Posiadam wiatrak na usb, w którym urwał się kabel. Postanowiłem, więc dolutować nowy. W obudowie znajdowały się dwa kabelki: czarny i czerwony, dolutowałem więc kawałek przewodu dwużyłowego i wtyczkę usb. Niby wszystko ok, ale wiatrak nie działa. Powerbank podłączony do niego miga lampką jakby się ładował. Czerwony przewód lutowałem do lewego skrajnego styku, a czarny do prawego. Jak na zdjęciu: https://majsterkowo.pl/krotki-kabel-usb-jak-zrobic-go-samemu/
Co mogło pójść nie tak?
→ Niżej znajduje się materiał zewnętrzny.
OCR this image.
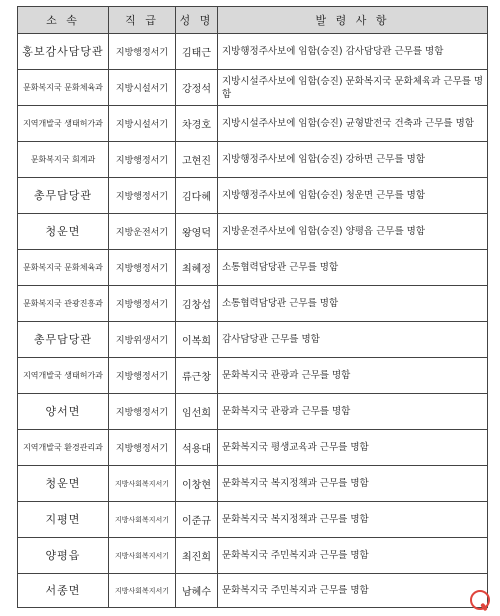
소 속	직 급	성 명	발 령 사 항
홍보감사담당관	지방행정서기	김태근	지방행정주사보에 임함(승진) 감사담당관 근무를 명함
문화복지국 문화체육과	지방시설서기	강정석	지방시설주사보에 임함(승진) 문화복지국 문화체육과 근무를 명함
지역개발국 생태허가과	지방시설서기	차경호	지방시설주사보에 임함(승진) 균형발전국 건축과 근무를 명함
문화복지국 회계과	지방행정서기	고현진	지방행정주사보에 임함(승진) 강하면 근무를 명함
총무담당관	지방행정서기	김다혜	지방행정주사보에 임함(승진) 청운면 근무를 명함
청운면	지방운전서기	왕영덕	지방운전주사보에 임함(승진) 양평읍 근무를 명함
문화복지국 문화체육과	지방행정서기	최혜정	소통협력담당관 근무를 명함
문화복지국 관광진흥과	지방행정서기	김창섭	소통협력담당관 근무를 명함
총무담당관	지방위생서기	이복희	감사담당관 근무를 명함
지역개발국 생태허가과	지방행정서기	류근창	문화복지국 관광과 근무를 명함
양서면	지방행정서기	임선희	문화복지국 관광과 근무를 명함
지역개발국 환경관리과	지방행정서기	석용대	문화복지국 평생교육과 근무를 명함
청운면	지방사회복지서기	이창현	문화복지국 복지정책과 근무를 명함
지평면	지방사회복지서기	이준규	문화복지국 복지정책과 근무를 명함
양평읍	지방사회복지서기	최진희	문화복지국 주민복지과 근무를 명함
서종면	지방사회복지서기	남혜수	문화복지국 주민복지과 근무를 명함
Czy dobrze wlutowałem przewody?
Po odkręceniu obudowy wystawały dwa oryginalne kabelki idące do małej płytki drukowanej, więc dolutowałem kawałek przewodu do tych pozostałych kabli, a następnie do tego przewodu wtyczkę. Czy dobrze zlutowałem wtyczkę?
Zweryfikuj podłączenie zasilaczem 5V. Szybko odkryjesz, co jest nie tak.
Tak jak na zdjęciu dwa zewnętrzne piny USB są zasilające, a środkowe od danych.
Jesteś pewny, że niema zwarcia ? Tej cyny trochę tam nawaliłeś sporo.